Last month Metro applied for a permit to raze the streetcar bridge over Foundry Branch. DDOT is interested in using the bridge as part of a trail that would follow some portion of the streetcar ROW between the Palisades and Georgetown, so razing it would force them to consider something else. WMATA has been warning for some time now that the trestle is in bad shape.
Since then advocates for saving the trestle for a trail crossing, such as the Palisades Citizens Association Trail Committee, have been busy getting support from local ANCs and Community organizations. ANC 3D has sent a letter to the Historic Preservation Office opposing the raze permit, and as they point out they're not the only ones. Their support was unanimous.
ANC 3D supports preserving the Foundry Branch Trolley Trestle (the “Trestle”) as an enduring example of local rail history of the late 19th Century and for use by the public of a renovated/rebuilt bridge as a multi-purpose pedestrian trail and transportation corridor east of Foxhall Road.
ANC 3D joins the D.C. Preservation League, the Rails to Trails Conservancy, the Washington Area Bicyclist Association, the D.C. Recreational Trails Advisory Committee, the Foxhall Community Citizens Association, the Palisades Citizens Association, the Community Association of Georgetown, and the Georgetown BID are all in favor of preserving and restoring the Trestle.
WMATA's actions are confusing since District Department of Transportation has stated that they plan to undertake a feasibility study starting this spring or summer, to determine the Trestle's reuse potential.
The Trestle is one of only two remaining bridges along the former trolley line linking Georgetown and Glen Echo, Maryland. This line, constructed around 1900, provided the transportation to a ‘trolley’ park and thousands of Washingtonians used the line annually to access the Glen Echo Amusement Park. The tracks have been removed, but the right-of-way continues as a trail along the Potomac River overlook through the Palisades neighborhood in Northwest DC. The steel bridge span crossing Foundry Branch in the park is an excellent example of one of the few remaining early transportation bridges in the city. Weathering and a lack of maintenance have seriously damaged the structure, but it may have some life in it yet.
CALL TO ACTION:
Help save the Foundry Branch Trolley Trestle by sending a letter or email (by May 22nd) opposing the raze application to:
Chair Marnique Heath
Historic Preservation Review Board
1100 4th Street, SW, Suite E650
Washington, DC 20024
Marnique Heath, Chair, Historic Preservation Review Board at firstname.lastname@example.org
If you are interested in testifying in person, please join us at 441 4th Street, NW, 2nd Floor for the hearing on May 24th. There is no need to sign up in advance.

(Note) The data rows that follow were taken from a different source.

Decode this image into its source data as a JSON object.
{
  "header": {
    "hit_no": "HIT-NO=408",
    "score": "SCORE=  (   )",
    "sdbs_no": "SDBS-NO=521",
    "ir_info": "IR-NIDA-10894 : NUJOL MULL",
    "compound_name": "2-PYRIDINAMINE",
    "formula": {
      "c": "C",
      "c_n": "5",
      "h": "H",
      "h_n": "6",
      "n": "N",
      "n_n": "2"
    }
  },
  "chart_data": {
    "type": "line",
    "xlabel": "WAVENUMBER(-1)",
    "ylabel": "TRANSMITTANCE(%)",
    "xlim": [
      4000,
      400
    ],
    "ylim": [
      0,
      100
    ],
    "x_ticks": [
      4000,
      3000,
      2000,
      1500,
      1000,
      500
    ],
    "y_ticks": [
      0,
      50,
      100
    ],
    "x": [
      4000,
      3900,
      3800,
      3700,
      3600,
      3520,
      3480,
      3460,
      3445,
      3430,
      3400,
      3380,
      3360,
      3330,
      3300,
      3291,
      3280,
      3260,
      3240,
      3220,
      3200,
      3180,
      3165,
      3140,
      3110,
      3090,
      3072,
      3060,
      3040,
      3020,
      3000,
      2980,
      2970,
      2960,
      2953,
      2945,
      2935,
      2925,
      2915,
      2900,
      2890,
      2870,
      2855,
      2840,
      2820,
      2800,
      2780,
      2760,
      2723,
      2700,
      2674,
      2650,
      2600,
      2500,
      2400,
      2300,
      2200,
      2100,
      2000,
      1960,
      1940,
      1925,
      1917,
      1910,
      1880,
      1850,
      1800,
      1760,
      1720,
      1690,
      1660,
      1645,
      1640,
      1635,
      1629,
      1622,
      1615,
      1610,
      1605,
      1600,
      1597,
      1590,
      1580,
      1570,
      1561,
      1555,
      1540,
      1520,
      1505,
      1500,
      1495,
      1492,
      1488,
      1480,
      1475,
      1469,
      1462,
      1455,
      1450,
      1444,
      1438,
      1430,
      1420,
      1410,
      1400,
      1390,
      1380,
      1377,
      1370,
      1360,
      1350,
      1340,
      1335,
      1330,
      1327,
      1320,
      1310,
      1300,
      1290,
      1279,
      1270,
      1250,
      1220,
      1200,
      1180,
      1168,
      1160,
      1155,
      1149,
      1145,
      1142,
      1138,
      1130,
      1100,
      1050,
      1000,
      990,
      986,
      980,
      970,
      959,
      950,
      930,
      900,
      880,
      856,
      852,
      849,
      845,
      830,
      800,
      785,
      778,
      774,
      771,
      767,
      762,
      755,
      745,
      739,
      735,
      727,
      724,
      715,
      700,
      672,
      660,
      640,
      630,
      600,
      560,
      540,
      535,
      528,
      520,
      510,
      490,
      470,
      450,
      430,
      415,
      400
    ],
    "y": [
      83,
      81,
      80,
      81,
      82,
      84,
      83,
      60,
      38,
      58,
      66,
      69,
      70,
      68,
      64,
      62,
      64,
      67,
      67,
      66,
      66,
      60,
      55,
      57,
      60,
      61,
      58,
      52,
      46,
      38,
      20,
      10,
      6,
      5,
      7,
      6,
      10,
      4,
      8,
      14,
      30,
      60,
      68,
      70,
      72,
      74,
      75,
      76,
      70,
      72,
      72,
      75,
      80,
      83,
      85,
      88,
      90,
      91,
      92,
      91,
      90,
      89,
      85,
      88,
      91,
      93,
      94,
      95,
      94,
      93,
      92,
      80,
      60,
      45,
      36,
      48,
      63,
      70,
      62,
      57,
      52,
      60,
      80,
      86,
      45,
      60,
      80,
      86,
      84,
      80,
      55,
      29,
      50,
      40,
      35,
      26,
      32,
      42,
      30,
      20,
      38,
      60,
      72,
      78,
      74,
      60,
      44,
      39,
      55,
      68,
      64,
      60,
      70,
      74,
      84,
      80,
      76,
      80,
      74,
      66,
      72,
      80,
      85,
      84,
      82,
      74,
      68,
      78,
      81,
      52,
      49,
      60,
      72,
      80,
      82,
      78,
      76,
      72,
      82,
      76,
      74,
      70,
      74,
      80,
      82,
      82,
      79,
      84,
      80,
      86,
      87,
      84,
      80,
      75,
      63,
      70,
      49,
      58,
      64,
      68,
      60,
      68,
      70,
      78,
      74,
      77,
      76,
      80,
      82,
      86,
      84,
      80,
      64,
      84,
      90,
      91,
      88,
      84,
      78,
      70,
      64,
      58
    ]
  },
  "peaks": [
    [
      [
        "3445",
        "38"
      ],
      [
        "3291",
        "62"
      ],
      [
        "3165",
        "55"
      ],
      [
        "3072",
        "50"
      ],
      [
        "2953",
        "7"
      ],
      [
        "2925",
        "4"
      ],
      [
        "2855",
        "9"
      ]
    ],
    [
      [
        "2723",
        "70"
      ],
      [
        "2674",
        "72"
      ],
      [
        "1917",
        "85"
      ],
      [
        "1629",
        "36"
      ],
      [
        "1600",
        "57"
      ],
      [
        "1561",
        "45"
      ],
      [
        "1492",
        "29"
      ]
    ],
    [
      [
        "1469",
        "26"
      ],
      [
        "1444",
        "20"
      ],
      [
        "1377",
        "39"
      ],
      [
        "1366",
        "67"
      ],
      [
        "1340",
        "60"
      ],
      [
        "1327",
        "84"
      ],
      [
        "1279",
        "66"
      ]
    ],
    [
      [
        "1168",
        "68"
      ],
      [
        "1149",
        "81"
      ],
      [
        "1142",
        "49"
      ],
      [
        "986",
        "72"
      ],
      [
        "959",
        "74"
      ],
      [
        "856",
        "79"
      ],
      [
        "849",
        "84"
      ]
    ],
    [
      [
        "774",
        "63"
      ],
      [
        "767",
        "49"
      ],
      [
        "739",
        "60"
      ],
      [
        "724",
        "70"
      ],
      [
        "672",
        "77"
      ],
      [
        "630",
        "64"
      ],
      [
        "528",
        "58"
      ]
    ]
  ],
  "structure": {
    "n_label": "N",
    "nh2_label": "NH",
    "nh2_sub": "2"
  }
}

The Post ran an article recently about this trestle, two others in Maryland along the same ROW and how WMATA ended up with all them. The Walhonding trestle would be useful if the ROW in Maryland were made into a trail, but the Wilson one is probably not worth it.
In a related matter, DDOT is in the early stages of redesigning the 110 foot long bridge over Arizona Avenue along the old ROW. That project, as currently envisioned, will also improve the trail from Galena Place to Sherrier Place.
The improvements being considered include rehabilitation and reconstruction of the bridge and its ramp, create a more accessible multi-use trail and add stormwater management and green infrastructure. Community leaders want the bridge replaced, a natural-looking, all-weather trail made level with the bridge with minimal impact on adjacent landowners.
The current bridge was built in the 1980's and has clearance and structural issues as do the abutments. A new prefabricated steel box truss could be built in its place on modified and improved abutments.
The existing ramp on the west side would be replaced, and a new ramp added on the east side. There would also be a new sidewalk on the west side heading back down the hill to Dorsett Place (and maybe farther?)
The east ramp and west ramp would differ from the current west ramp in their aesthetics. The railing would be lower than the current fencing for example.
There would be plantings beside Arizona Avenue as well.
The trail surface along the ROW would also be improved. A decomposed granite layer, similar to the crushed limestone along the C&O Canal, would sit atop a stormwater layer with a perforated drainage pipe running through it.
Phase I, which includes the environmental documentation and preliminary design, could wrap up this month.